Nasıl kanun-u medeniyetinizin bana tatbikini teklif ediyorsunuz? Dünyayı bana zindan ettiniz. Zindanda olan bir adama böyle şeyler teklif edilmez. Siz bana dünya kapısını kapadınız; ben de âhiret kapısını çaldım; rahmet-i İlâhîye açtı. Âhiret kapısında bulunan bir adama, dünyanın karmakarışık usûl ve âdâtı ona nasıl teklif edilir? Ne vakit beni serbest bırakıp memleketime iâde edip hukukumu verdiniz, o vakit usûlünüzün tatbikini isteyebilirsiniz.
İkinci Mes’ele: Ehl-i dünya diyorlar ki: Bize ahkâm-ı diniyeyi ve hakâik-i İslâmiyeyi tâlim edecek resmî bir dâiremiz var. Sen ne salâhiyetle neşriyat-ı dîniye yapıyorsun? Sen mâdem nefye mahkûmsun, bu işlere karışmaya hakkın yok.
Elcevab: Hak ve hakîkat inhisar altına alınmaz! Îman ve Kur’ân nasıl inhisar altına alınabilir? Siz dünyanızın usûlünü, kanununu inhisar altına alabilirsiniz. Fakat hakâik-i îmaniye ve esâsât-ı Kur’âniye, resmî bir şekilde ve ücret mukabilinde dünya muamelâtı sûretine sokulmaz; belki bir mevhibe-i İlâhîyye olan o esrar, hâlis bir niyet ile ve dünyadan ve huzûzât-ı nefsâ niyeden tecerrüd etmek vesilesiyle o feyizler gelebilir. Hem de sizin o resmî dâireniz dahi, memlekette iken beni vâiz kabûl etti, tâyin etti. Ben o vaizliği kabûl ettim, fakat maaşını terkettim. Elimde vesikam var. Vâizlik, imamlık vesikasiyle her yerde amel edebilirim; çünkü benim nefyim haksız olmuştur. Hem menfîler mâdem iade edildi, eski vesikalarımın hükmü bâkidir.

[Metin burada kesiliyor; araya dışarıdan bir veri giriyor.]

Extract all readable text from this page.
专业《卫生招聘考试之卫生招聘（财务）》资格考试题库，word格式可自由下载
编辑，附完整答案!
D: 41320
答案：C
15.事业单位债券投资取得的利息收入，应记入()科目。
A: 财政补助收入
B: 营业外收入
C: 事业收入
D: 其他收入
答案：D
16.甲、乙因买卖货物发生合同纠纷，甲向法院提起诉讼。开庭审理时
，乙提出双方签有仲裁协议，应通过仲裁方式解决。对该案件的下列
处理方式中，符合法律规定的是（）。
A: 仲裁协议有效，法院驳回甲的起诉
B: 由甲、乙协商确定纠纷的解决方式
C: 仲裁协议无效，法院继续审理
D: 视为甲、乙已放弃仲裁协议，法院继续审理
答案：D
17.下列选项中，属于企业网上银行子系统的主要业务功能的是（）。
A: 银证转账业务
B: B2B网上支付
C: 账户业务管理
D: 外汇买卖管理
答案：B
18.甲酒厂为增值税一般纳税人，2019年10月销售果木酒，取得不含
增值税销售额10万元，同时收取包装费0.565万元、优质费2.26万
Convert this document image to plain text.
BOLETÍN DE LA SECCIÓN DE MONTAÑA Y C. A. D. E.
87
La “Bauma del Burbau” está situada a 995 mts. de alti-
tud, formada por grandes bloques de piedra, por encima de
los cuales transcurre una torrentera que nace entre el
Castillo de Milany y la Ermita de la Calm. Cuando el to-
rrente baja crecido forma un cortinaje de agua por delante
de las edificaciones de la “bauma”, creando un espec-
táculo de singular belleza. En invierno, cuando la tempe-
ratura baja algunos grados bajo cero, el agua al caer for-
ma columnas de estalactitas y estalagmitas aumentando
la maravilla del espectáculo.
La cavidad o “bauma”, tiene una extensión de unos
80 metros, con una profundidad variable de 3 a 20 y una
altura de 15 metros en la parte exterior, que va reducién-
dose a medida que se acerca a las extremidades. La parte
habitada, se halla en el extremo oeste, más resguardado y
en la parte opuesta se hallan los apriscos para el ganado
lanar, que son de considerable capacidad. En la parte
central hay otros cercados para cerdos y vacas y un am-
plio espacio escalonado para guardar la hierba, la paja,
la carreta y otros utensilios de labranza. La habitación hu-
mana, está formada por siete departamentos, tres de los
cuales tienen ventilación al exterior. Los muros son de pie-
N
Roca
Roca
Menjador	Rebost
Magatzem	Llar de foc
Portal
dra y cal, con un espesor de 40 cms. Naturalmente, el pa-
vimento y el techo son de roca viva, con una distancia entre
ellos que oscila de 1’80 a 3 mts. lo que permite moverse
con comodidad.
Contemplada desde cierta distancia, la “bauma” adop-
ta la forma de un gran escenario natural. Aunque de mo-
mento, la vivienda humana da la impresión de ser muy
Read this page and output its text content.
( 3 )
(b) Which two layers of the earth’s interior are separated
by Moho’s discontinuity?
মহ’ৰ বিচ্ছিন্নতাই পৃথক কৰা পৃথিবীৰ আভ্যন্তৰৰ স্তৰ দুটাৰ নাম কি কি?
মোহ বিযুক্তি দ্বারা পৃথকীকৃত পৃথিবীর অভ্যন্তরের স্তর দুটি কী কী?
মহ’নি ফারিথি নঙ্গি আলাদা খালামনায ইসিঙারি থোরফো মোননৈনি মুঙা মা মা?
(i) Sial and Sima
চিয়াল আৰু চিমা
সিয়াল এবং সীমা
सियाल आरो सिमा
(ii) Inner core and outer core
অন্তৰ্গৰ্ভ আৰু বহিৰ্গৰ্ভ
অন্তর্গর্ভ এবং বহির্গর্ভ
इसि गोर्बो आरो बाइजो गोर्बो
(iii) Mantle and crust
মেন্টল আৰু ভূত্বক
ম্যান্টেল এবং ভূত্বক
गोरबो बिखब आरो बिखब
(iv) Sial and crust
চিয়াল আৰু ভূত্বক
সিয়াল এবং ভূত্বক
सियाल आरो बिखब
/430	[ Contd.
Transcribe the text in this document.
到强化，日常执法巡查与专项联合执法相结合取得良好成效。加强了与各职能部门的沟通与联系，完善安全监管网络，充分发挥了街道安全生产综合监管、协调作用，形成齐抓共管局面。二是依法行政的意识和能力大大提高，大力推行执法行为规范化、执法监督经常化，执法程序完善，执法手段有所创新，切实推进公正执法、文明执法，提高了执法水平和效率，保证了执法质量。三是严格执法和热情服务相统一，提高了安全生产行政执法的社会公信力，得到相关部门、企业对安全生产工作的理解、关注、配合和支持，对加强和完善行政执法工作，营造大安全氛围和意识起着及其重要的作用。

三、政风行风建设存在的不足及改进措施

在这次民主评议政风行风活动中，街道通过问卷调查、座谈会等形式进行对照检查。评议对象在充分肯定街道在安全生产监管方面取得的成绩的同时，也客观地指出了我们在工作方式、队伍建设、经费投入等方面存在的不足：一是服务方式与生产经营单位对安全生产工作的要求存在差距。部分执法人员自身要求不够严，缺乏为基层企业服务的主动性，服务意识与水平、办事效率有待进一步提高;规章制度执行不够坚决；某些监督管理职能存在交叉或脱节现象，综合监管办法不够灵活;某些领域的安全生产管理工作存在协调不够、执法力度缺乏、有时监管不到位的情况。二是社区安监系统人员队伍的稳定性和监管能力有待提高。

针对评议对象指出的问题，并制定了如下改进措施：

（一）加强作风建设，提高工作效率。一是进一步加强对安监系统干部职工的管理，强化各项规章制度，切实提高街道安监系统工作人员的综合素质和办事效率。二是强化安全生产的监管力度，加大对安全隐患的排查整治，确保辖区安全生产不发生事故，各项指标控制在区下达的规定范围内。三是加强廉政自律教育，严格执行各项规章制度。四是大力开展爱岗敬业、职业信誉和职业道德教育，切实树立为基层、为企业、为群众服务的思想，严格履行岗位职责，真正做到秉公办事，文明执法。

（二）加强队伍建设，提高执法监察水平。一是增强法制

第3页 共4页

Sâniyen: Yazdığım hakâik-i îmaniyeyi doğrudan doğruya nefsime hitab etmişim. Herkesi da’vet etmiyorum. Belki ruhları muhtaç ve kalbleri yaralı olanlar, o edviye-i Kur’âniyeyi arayıp buluyorlar. Yalnız medâr-ı maîşetim için, yeni huruf çıkmadan evvel, haşre dâir bir risâlemi tab’ettirdim. Bunu da, bana karşı insafsız eski vâli, o risâleyi tedkik edip, tenkid edecek bir cihet bulamadığı için ilişemedi.
Üçüncü Mes’ele: Benim ba’zı dostlarım, ehl-i dünya bana şüpheli baktıkları için, ehl-i dünyaya hoş görünmek için; benden zâhiren teberri ediyorlar, belki tenkid ediyorlar. Halbuki kurnaz ehl-i dünya, bunların teberrisini ve bana karşı içtinablarını, o ehl-i dünyaya sadâkata değil, belki bir nevi riyaya, vicdansızlığa hamledip, o dostlarıma karşı fenâ nazarla bakıyorlar.
Ben de derim: Ey âhiret dostlarım! Benim Kur’âna hizmetkârlığımdan teberri edip kaçmayınız. Çünkü inşâallah benden size zarar gelmez. Eğer faraza musîbet gelse veya bana zulmedilse, siz benden teberri ile kurtulamazsınız.. o hal ile, musîbete ve tokata daha ziyâde istihkak kesbedersiniz. Hem ne var ki, evhama düşüyorsunuz?